Rien de bien constructif ne ressort de la réunion, si ce n’est encore une promesse toujours aussi vague que nous aurons le 25 un véhicule affrété par la fédé béninoise pour démarrer la tournée dans les provinces du pays, un autre pendant deux jours prêté par le Ministère des Affaires étrangères et un dernier enfin, pour 5 jours prêté par le Ministère de la Jeunesse et des Sports. Enfin, disons que c’est ce que nous avons compris ! La réalité nous en apprendra certainement davantage et Claude et moi doutons bien de ce que nous avons entendu.

Ce 21 février arrive le matériel, enfin ! A l’heure prévue du rendez-vous à la Maison de la Francophonie où il doit être livré, nous nous rendons compte que les scrabbleurs béninois qui devaient aider à décharger la marchandise ne sont pas là. Problème de transmission d’information semble t-il entre la fédération béninoise et la Ligue régionale qui devait fournir la main-d’œuvre. Il faut dire que le représentant de la Ligue n’a pas été convié à la réunion du bureau d’hier. Ici, le respect des procédures prime semble t-il sur le souci d’efficacité. Nous exigeons que l’on nous trouve des manutentionnaires, et je précise qu’il est hors de question que nous les payions. Roméo parvient en dernière minute à mobiliser 5 de ses copains… qu’il faudra indemniser.


Il faut s’imaginer ce qu’est cette journée sous un soleil écrasant au fond d’une cour où s’entassent nos trois tonnes de cartons, dont certains déjà éventrés…Le travail à effectuer est difficile, puisque les cartons sont triés plus ou moins par types de produits et identifiés ainsi.
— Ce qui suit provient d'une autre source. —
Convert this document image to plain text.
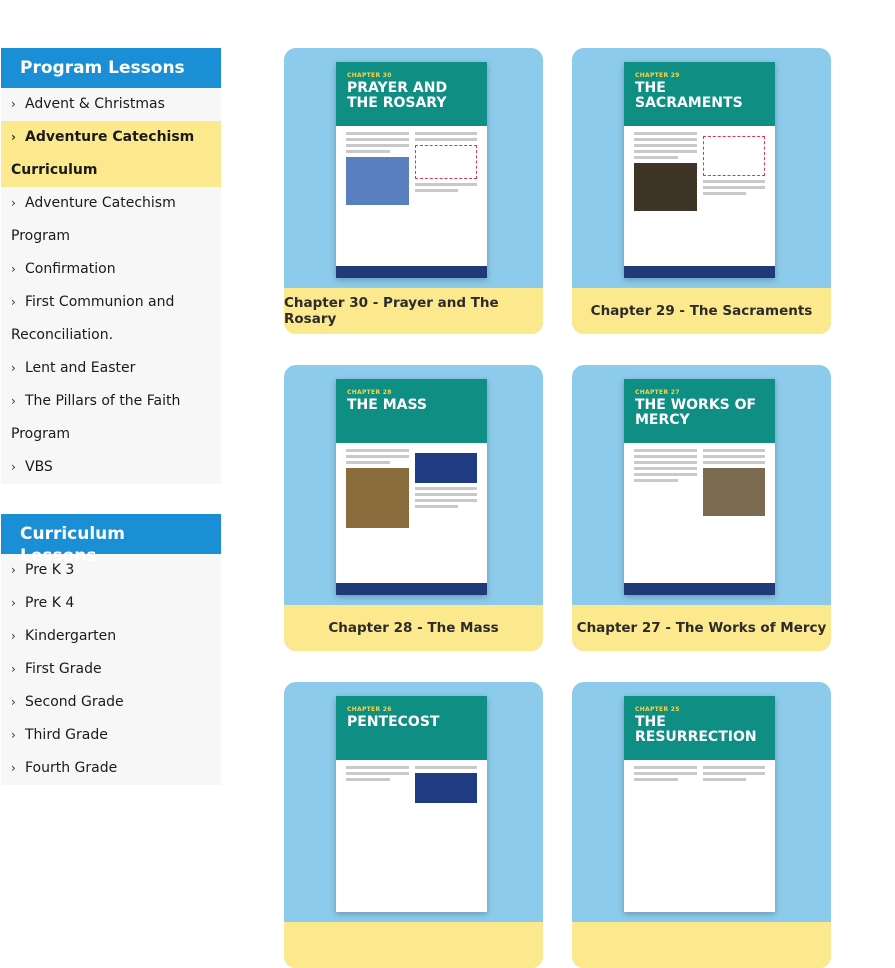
Program Lessons
› Advent & Christmas
› Adventure Catechism Curriculum
› Adventure Catechism Program
› Confirmation
› First Communion and Reconciliation.
› Lent and Easter
› The Pillars of the Faith Program
› VBS
Curriculum Lessons
› Pre K 3
› Pre K 4
› Kindergarten
› First Grade
› Second Grade
› Third Grade
› Fourth Grade
CHAPTER 30
PRAYER AND THE ROSARY
Chapter 30 - Prayer and The Rosary
CHAPTER 29
THE SACRAMENTS
Chapter 29 - The Sacraments
CHAPTER 28
THE MASS
Chapter 28 - The Mass
CHAPTER 27
THE WORKS OF MERCY
Chapter 27 - The Works of Mercy
CHAPTER 26
PENTECOST
CHAPTER 25
THE RESURRECTION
Je dis « plus ou moins » parce que dans le souci de les remplir complètement, des tas de choses diverses ont été rajoutées au dernier moment, si bien que le contenu de chacun est hétéroclite et qu’il faut presque tous les ouvrir un à un pour savoir ce qu’ils contiennent en réalité.

A l’aide de ma feuille de répartition, je commande les opérations. Pour chaque type de produits il faut définir combien d’exemplaires sont à attribuer à chaque pays, et constituer des palettes par pays. Enorme boulot, qui nous prendra sans même prendre le temps de déjeuner jusqu’à 17 heures. Claude se charge avec beaucoup d’adresse de ranger le magasin, que nous trouvons le matin de la livraison complètement sale et encombré. Apparemment là encore, il n’y a pas eu d’anticipation !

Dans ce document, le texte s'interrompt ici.